Existe algum outro fator indicativo de qualidade, além de ser lossless e hi-res?
Sim, existe. Quando eu digitalizei meus discos, ou seja, guardei-os dentro do meu computador para usá-los como minha fonte digital, eu passei um tempo gigantesco procurando qual seria o melhor player, o melhor aplicativo, programa, para reprodução dos meus arquivos – e cada programa soa ligeiramente diferente, alguns piores e alguns melhores. Quando veio o streaming, e passei a usar meu smartphone como fonte (não só para audição com fones de ouvido), tive que fazer a mesma procura, ouvindo dezenas de apps diferentes para reprodução dessa biblioteca de arquivos, para escolher o melhor, mais orgânico, equilibrado e musical.
E logo, então, veio o streaming – que uso paralelamente ao meu acervo digitalizado. O que aconteceu é o previsível: cada serviço de streaming toca de um jeito. Mesmo os que usam o mesmo tipo de arquivo, tocam de maneira diferente. É importante entender que, quando a gravadora ou artista manda os arquivos dos discos de seus artistas para o serviços de streaming, é o mesmo arquivo que vai para todos os serviços – portanto, a razão para as diferentes sonoridades de cada serviço, é culpa de como o sistema e o software desse serviço é feito e operado.
Qual é, então, o melhor serviço de streaming?

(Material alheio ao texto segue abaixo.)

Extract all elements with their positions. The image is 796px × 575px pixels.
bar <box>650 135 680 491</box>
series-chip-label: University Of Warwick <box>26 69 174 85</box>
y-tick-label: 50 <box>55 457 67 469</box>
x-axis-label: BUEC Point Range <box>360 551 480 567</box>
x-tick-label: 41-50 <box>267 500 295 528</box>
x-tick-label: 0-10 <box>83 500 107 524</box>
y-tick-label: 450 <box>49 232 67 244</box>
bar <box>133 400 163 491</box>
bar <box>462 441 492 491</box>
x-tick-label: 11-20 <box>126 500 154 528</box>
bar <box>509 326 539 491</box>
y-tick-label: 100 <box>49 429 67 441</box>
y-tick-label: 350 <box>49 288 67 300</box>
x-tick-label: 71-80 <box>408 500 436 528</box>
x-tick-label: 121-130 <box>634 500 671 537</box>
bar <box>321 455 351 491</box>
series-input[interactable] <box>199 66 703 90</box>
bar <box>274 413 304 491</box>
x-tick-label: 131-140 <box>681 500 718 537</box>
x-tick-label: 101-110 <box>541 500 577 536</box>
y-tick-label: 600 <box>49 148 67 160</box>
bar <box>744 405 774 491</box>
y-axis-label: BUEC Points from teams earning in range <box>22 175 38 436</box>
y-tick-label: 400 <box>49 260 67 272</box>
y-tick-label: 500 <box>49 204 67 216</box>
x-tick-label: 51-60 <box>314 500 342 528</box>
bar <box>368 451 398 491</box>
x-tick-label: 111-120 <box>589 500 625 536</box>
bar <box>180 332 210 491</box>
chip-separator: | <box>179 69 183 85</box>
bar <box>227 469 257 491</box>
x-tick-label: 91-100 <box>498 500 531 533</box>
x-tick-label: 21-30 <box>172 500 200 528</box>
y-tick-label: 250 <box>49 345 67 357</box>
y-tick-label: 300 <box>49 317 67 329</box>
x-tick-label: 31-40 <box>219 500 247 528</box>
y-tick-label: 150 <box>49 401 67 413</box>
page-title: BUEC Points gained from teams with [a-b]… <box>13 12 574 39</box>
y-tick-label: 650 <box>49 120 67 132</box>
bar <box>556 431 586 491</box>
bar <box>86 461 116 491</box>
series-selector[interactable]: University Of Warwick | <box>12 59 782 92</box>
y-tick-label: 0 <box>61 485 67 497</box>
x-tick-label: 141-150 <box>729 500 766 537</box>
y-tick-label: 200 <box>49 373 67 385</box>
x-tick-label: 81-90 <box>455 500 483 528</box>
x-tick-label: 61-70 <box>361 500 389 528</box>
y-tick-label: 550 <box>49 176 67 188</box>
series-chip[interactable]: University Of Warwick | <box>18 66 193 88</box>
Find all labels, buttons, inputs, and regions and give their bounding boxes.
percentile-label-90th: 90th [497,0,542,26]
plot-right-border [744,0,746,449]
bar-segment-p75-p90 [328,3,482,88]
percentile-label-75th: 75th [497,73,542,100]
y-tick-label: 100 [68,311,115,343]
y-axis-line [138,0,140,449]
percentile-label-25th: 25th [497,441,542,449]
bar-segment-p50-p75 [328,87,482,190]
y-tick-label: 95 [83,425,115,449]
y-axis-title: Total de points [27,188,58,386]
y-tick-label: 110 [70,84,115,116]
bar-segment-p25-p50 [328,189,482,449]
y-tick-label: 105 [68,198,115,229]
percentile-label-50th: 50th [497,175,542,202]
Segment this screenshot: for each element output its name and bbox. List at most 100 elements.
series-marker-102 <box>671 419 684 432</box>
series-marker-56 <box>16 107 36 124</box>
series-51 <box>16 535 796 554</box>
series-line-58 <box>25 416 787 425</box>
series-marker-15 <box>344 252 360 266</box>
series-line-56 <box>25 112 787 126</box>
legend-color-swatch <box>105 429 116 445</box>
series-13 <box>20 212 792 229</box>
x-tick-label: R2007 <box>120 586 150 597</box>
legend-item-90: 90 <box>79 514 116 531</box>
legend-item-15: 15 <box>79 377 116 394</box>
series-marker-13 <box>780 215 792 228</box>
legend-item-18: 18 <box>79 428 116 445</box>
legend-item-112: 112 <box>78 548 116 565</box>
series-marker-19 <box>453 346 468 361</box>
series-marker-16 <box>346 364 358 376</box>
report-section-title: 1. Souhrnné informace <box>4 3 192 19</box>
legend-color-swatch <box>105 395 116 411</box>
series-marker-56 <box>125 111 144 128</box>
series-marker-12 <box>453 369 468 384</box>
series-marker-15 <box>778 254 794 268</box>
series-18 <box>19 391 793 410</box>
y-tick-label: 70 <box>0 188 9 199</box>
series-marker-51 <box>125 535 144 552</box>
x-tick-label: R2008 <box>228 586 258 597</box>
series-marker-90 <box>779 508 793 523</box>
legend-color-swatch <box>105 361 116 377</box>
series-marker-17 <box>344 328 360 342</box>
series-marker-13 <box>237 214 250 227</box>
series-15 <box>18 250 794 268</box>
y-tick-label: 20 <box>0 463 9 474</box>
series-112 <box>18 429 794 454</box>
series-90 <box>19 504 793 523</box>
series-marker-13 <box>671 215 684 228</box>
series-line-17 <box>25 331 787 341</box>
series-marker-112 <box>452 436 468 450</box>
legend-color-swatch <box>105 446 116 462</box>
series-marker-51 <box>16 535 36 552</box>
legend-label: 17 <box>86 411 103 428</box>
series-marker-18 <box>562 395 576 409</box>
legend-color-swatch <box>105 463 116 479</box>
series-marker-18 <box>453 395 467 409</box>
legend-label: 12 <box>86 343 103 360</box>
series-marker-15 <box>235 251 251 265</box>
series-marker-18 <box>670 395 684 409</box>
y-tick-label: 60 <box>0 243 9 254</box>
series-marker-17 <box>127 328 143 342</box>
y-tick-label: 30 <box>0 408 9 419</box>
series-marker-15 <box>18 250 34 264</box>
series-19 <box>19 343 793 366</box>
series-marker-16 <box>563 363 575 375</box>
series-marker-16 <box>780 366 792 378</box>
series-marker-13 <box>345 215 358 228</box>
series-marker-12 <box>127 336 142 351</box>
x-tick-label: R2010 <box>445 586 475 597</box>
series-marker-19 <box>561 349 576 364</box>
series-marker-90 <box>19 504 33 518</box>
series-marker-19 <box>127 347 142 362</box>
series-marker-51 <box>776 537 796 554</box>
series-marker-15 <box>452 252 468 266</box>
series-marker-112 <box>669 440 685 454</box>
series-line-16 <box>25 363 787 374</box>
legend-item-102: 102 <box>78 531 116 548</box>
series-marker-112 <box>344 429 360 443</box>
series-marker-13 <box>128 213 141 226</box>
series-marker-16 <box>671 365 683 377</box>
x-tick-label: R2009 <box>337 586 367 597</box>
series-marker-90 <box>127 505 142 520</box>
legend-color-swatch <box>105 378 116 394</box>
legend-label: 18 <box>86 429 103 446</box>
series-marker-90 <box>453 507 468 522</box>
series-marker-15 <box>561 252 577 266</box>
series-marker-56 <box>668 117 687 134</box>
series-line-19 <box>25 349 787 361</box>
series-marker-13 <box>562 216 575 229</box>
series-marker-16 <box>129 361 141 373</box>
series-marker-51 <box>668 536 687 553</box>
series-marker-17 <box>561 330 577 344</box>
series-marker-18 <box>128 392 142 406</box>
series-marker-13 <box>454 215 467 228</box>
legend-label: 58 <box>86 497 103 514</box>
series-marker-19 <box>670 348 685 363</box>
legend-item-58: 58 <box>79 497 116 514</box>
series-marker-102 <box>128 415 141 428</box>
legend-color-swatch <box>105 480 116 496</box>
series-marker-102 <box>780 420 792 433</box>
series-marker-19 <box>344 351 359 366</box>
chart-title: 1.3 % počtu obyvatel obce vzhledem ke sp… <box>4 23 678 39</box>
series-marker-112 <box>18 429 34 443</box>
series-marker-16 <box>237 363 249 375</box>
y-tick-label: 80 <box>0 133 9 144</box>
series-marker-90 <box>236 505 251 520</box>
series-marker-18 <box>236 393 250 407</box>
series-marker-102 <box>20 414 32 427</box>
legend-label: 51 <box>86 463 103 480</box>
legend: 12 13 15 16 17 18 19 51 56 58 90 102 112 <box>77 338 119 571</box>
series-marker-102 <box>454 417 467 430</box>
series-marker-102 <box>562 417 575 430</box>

O que tem que importar para o audiófilo melômano é a qualidade de som, a qualidade final que cada serviço de streaming provê. Aqui na revista, o melhor que ouvimos até agora é o Qobuz que, infelizmente, ainda não está disponível no Brasil. Em segundo lugar, ainda está o Tidal Masters, que pode ser assinado no Brasil.
Quanto aos serviços Deezer HiFi e Spotify Premium, que prometem streaming com formatos lossless, ainda não temos informações sobre seu nível de qualidade. E a mesma coisa se aplica ao Apple Music lossless, já que não sabemos se seu resultado final ‘peitará’ os concorrentes, como Tidal Masters e Qobuz.
É esperar, para ver – ou melhor, ouvir.